Bowl of granola


Packed with oats, almonds, cashews, and pumpkin seeds, this granola is enjoyable for anytime of the day.

Recipe By
Valerie Gordon
Prep Time
10 Minutes
Cook Time
1 Hour 40 Minutes
10 Cups
3 cups rolled oats
1 cup sliced raw almonds
I cup roughly chopped cashews
1 cup raw pumpkin seeds
3/4 cup sweetened shredded coconut
1/2 cup light brown sugar
1/2 cup honey
1/2 cup canola oil
1 1/2 teaspoons kosher salt
2 teaspoon vanilla extract
Recipe Card


• Heat the oven to 250° F.  Line 2 baking sheets with parchment paper or silicone liners.

• Mix together the oats, almonds, cashews, pumpkin seeds, and coconut in a large bowl.

• Combine the brown sugar, honey, canola oil, salt, and vanillla in a small bowl.
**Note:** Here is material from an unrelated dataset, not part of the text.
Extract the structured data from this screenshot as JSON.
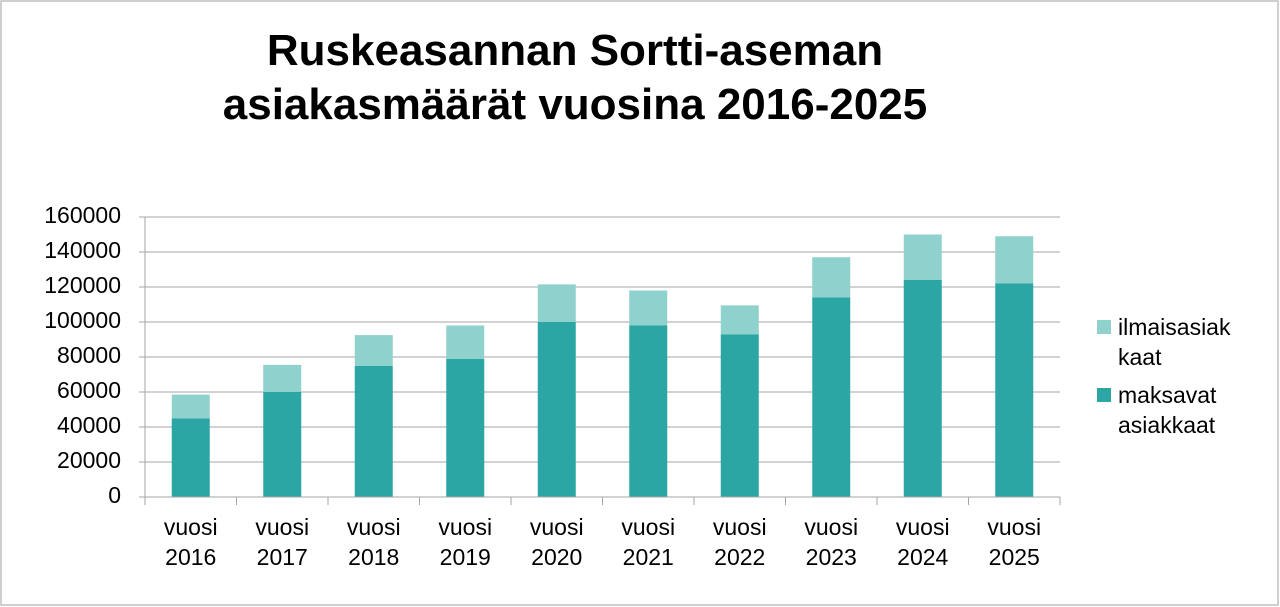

Pour over the    dry ingredients and mix thoroughly with your hands. Make sure all the dry ingredients are evenly moistened, and scrape the sides and bottom of the bowl to incorporate all of the ingredients.

• Spread the mixture evenly onto one of the prepared baking sheets. Bake for 1 hour. Stir the granola with a wooden spoon, spread it out evenly with an offset spatula, and bake for an additional 40 minutes, or until golden brown.

• Transfer the granola to the second baking sheet, spreading it evenly with an offset spatula. Set aside in a cool area for at least 2 hours, until completely cool. Break into pieces.


• The granola can be stored in an airtight container for up to 2 weeks.